Berdasarkan tujuh kunci pokok sistem pemerintahan, sistem
pemerintahan Indonesia menurut UUD 1945 menganut sistem pemerintahan
presidensial. Sistem pemerintahan ini dijalankan semasa pemerintahan Orde Baru
di bawah kepemimpinan Presiden Suharto. Ciri dari sistem pemerintahan masa itu
adalah adanya kekuasaan yang amat besar pada lembaga kepresidenan. Hamper semua
kewenangan presiden yang di atur menurut UUD 1945 tersebut dilakukan tanpa
melibatkan pertimbangan atau persetujuan DPR sebagai wakil rakyat.
Sekarang ini sistem pemerintahan di Indonesia masih dalam
masa transisi. Sebelum diberlakukannya sistem pemerintahan baru berdasarkan UUD
1945 hasil amandemen keempat tahun 2002, sistem pemerintahan Indonesia masih
mendasarkan pada UUD 1945 dengan beberapa perubahan seiring dengan adanya
transisi menuju sistem pemerintahan yang baru.

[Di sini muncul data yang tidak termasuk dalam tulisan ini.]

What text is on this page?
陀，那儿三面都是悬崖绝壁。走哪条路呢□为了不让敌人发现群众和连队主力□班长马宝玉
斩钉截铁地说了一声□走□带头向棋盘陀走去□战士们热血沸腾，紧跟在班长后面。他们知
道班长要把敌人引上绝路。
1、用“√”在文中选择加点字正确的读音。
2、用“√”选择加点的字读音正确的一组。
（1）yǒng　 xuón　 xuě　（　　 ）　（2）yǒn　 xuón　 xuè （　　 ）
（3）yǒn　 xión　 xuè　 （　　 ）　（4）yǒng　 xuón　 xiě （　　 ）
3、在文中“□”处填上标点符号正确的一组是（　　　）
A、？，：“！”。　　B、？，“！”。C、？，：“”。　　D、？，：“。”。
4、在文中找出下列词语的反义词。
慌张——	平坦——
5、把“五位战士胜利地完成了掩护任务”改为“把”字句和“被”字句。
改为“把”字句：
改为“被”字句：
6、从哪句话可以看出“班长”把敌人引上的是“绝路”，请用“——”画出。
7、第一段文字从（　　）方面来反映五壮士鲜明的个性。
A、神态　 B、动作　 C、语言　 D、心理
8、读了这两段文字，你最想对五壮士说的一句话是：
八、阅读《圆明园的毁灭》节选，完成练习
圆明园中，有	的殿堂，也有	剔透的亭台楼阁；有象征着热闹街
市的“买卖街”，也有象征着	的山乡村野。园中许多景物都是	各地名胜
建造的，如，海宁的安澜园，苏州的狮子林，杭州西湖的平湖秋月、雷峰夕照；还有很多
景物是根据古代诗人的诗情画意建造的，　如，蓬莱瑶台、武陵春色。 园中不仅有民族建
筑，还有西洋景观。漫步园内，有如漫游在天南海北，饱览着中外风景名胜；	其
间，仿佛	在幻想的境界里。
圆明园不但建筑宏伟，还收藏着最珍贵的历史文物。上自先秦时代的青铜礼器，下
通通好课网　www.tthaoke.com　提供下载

Pokok-pokok sistem pemerintahan Indonesia pada masa reformasi
adalah sebagai berikut.
- Bentuk negara kesatuan dengan prinsip otonomi daerah yang luas. Wilayah negara terbagi dalam beberapa provinsi.
- Bentuk pemerintahan adalah republik, sedangkan sistem pemerintahan presidensial.
- Presiden adalah kepala negara dan sekaligus kepala pemerintahan. Presiden dan wakil presiden dipilih dan diangkat oleh MPR untuk masa jabatan lima tahun. Untuk masa jabatan 2004-2009, presiden dan wakil presiden akan dipilih secara langsung oleh rakyat dalam satu paket.
- Kabinet atau menteri diangkat oleh presiden dan bertanggung jawab kepada presiden.
- Parlemen terdiri atas dua bagian (bikameral), Dewan Perwakilan Rakyat (DPR) dan Dewan Perwakilan Daerah (DPD). Para anggota dewan merupakan anggota MPR. DPR memiliki kekuasaan legislatif dan kekuasaan mengawasi jalannya pemerintahan.
- Kekuasaan yudikatif dijalankan oleh Makamah Agung dan badan peradilan dibawahnya.
Dengan demikian, ada perubahan-perubahan baru dalam sistem
pemerintahan Indonesia. Hal itu diperuntukan dalam memperbaiki sistem
presidensial yang lama. Perubahan baru tersebut, antara lain adanya pemilihan
secara langsung, sistem bikameral, mekanisme cheks and balance, dan pemberian
kekuasaan yang lebih besar kepada parlemen untuk melakukan pengawasan dan
fungsi anggaran.
DAFTAR PUSTAKA
Soehino.
1992. Hukum Tata Negara Indonesia. Yogyakarta : Liberty.
Undang-Undang Dasar RI 1945 Hasil Amandemen Pertama-Keempat.